私はこの2週間ほとんど考えなかった仕事のことを考え始める。
スイッチ切り替え。
今後2ヶ月、年内にすべきこと。
もう少し長期的に向かうべき方向。
私のあり方。
なぜ私はここにいるのか。
空港に着くと、baggage claim の相変わらずのカオス。
人と荷物が入り乱れ、必死で自分のを探す。(↓写真)
空港を出ると、視界のすべてが映画みたいに映る、この感覚が好き。
2重の世界を行ったり来たりしている自分が見える。
まるで70年代のベトナム戦争か、90年代のダイヤモンド戦争のシエラレオネに降り立った気分。

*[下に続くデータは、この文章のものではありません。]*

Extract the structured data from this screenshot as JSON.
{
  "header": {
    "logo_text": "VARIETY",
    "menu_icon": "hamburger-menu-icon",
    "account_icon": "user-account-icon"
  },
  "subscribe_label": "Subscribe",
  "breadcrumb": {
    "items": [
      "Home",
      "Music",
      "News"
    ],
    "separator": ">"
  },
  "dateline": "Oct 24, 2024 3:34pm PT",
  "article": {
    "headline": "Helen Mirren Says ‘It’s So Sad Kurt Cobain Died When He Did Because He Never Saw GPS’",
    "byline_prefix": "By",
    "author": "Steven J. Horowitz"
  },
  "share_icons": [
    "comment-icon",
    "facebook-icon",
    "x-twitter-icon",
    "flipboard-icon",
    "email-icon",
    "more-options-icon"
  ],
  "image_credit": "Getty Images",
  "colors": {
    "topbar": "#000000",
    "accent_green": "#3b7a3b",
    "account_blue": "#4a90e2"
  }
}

ここでは、新商品のキャラメルなんとかラテを試そうとか、
トールサイズ、それともグランデ、とか、
クライマックスシリーズの勝敗の行方とか、
秋色の新色とか、
新しいデパートとか、
パンプスにしようかブーツにしようかとか、
そういうオプションは存在しない。
人々は日々を生きる。
今日骨折って得たお金でご飯を食べて、
明日また食べられるように祈る。
2つの世界を行き来しながらも、
私が心地よく感じることを失わないようにしようと思う。
忙しさにかこつけて、雑に生きないように。
たとえば、いつの間にか省略してした、日本の女の子たちの繊細なお洒落。
アイラインをまつげの間に念入りに引いて、
アイホールにパール入りのアイシャドウを目立たないように塗って、
3色のグラデーションにして。
髪の毛をカールさせたり。
埃っぽい40度の灼熱のコンテナ村でも、
そんな細かい気配りを忘れないようにしながら、
ハイチの魔物と戦うのだ。
毎日のほほんと私は暮らしている事が、とっても幸せな事。今を一生懸命生きなきゃいけないねぇ。なおこがんばれ~!
いつもブログを楽しく拝見させていただいています。
私もちょっと前までラテンアメリカに在住していましたが、今は日本に帰国しています。
おっしゃること、すごく共感できます。
なので、海外と日本を往復するたびに話題になっていることとか気になることとかそういうことがあまりにも違いすぎてスイッチを切り替えるのに多少苦労しています。涙
また再びハイチでのご活躍期待しています。